`glassbox.frame`¶

Data container and CSV I/O utilities.

Dataset ¶

Dataset(data, columns)

Container for data matrices with multiple helper functions.

Attributes:

Name	Type	Description
`data`	`ndarray`	Data arranged as a 2D matrix. To access columns, take the transpose.
`columns`	`List[str]`	Names of the columns stored in a list.
`shape`	`Tuple[int, int]`	Shape of the dataset (# of rows, # of columns).

Parameters:

Name	Type	Description	Default
`data`	`ndarray`	Data arranged as a 2D matrix - (n_rows, n_cols)	required
`columns`	`List[str]`	column names - must match data.shape[1]	required

Source code in glassbox/frame/dataset.py

def __init__(self, data: np.ndarray, columns: List[str]):
    """
    Parameters
    ----------
    data: np.ndarray
        Data arranged as a 2D matrix - (n_rows, n_cols)
    columns: List[str]
        column names - must match data.shape[1]
    """
    if data.ndim != 2:
        raise ValueError(f"data must be a 2D matrix, got shape {data.ndim}")
    if len(columns) != data.shape[1]:
        raise ValueError(
            f"Number of columns ({len(columns)}) does not match"
            f"data width ({data.shape[1]})"
        )
    self._data = data
    self._columns = columns

get_columns ¶

get_columns(names)

Retrieve data for specific columns by name.

Parameters:

Name	Type	Description	Default
`names`	`str \| List[str]`	A single column name or a list of column names.	required

Returns:

Type	Description
`ndarray`	Array slice representing the requested columns.

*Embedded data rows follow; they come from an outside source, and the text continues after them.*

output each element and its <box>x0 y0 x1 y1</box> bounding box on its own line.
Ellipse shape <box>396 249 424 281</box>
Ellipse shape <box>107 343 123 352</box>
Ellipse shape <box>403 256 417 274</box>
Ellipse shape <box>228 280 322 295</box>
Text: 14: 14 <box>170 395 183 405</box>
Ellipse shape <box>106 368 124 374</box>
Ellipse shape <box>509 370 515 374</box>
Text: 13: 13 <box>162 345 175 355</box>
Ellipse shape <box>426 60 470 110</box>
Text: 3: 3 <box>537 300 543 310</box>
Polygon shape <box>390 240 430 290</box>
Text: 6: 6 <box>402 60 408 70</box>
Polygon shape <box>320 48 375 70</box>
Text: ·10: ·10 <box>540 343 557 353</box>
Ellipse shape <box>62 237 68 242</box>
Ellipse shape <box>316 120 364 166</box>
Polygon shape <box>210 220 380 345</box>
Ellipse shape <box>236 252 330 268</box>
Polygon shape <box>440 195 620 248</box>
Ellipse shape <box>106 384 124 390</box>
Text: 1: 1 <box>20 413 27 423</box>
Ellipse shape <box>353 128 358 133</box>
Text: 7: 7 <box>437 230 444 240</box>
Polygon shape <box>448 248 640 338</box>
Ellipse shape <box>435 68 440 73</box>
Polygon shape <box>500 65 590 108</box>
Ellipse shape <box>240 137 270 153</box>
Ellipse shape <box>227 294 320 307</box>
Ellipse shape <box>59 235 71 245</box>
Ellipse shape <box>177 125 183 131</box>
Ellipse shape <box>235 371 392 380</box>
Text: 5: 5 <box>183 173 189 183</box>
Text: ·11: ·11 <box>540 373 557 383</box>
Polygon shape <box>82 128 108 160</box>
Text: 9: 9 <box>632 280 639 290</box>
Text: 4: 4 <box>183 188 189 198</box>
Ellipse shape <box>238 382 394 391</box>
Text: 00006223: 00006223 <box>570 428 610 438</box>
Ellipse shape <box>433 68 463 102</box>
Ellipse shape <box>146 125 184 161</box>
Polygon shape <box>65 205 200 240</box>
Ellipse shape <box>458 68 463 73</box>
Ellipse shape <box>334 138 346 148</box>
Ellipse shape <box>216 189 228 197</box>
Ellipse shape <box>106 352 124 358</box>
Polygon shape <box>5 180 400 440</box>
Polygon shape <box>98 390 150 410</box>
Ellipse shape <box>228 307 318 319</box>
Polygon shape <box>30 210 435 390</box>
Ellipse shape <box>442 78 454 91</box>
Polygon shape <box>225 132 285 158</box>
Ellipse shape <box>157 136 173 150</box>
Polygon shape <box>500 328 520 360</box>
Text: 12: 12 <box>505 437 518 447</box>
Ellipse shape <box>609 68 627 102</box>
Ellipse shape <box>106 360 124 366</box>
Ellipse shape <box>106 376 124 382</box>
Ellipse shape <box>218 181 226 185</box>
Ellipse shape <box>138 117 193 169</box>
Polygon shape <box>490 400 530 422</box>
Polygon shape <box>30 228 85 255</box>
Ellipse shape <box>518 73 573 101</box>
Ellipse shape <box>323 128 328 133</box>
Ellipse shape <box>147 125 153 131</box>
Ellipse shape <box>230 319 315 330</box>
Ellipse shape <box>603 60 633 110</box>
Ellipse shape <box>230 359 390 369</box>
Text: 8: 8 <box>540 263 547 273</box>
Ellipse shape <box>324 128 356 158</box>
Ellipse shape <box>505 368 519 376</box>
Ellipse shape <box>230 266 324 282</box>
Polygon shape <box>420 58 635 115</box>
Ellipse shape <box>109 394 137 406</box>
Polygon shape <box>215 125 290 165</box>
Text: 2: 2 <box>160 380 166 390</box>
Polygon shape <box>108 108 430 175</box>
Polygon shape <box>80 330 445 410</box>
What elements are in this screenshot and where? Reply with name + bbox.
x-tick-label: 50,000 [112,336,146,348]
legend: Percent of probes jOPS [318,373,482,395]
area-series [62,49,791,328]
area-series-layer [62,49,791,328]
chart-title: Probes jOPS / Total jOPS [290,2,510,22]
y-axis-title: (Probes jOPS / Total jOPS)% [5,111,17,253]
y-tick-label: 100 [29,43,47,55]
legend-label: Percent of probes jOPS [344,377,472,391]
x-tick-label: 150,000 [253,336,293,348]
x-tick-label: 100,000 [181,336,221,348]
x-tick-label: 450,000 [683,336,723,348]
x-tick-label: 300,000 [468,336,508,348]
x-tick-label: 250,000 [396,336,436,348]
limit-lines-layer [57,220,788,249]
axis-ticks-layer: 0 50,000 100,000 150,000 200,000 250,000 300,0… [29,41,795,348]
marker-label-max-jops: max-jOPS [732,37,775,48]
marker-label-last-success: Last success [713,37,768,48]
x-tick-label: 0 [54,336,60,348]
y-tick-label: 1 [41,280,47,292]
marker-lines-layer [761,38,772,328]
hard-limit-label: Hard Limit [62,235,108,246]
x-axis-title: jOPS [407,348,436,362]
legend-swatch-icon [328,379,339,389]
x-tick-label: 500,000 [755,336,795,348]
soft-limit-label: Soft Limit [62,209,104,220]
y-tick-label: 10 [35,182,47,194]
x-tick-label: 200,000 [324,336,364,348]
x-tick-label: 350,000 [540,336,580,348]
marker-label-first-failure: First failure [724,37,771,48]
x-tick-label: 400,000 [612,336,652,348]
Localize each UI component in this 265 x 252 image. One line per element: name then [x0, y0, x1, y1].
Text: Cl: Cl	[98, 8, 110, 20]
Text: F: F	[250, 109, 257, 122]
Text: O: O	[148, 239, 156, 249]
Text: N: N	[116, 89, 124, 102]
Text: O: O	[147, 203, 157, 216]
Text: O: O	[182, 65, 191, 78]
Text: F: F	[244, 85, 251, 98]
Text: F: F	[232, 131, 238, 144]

Source code in glassbox/frame/dataset.py

def get_columns(self, names: str | List[str]) -> "Dataset":
    """
    Retrieve data for specific columns by name.

    Parameters
    ----------
    names : str | List[str]
        A single column name or a list of column names.

    Returns
    -------
    np.ndarray
        Array slice representing the requested columns.
    """
    names = self._normalize_names(names)
    indices = [self._get_column_index(name) for name in names]
    return Dataset(self._data[:, indices].copy(), names)

get_rows ¶

get_rows(indices)

Get specific rows based on indices and return as a new dataset.

Parameters:

Name	Type	Description	Default
`indices`	`ndarray`	Integer array of row coordinates.	required

Returns:

Type	Description
`Dataset`	A new Dataset instance containing the selected rows.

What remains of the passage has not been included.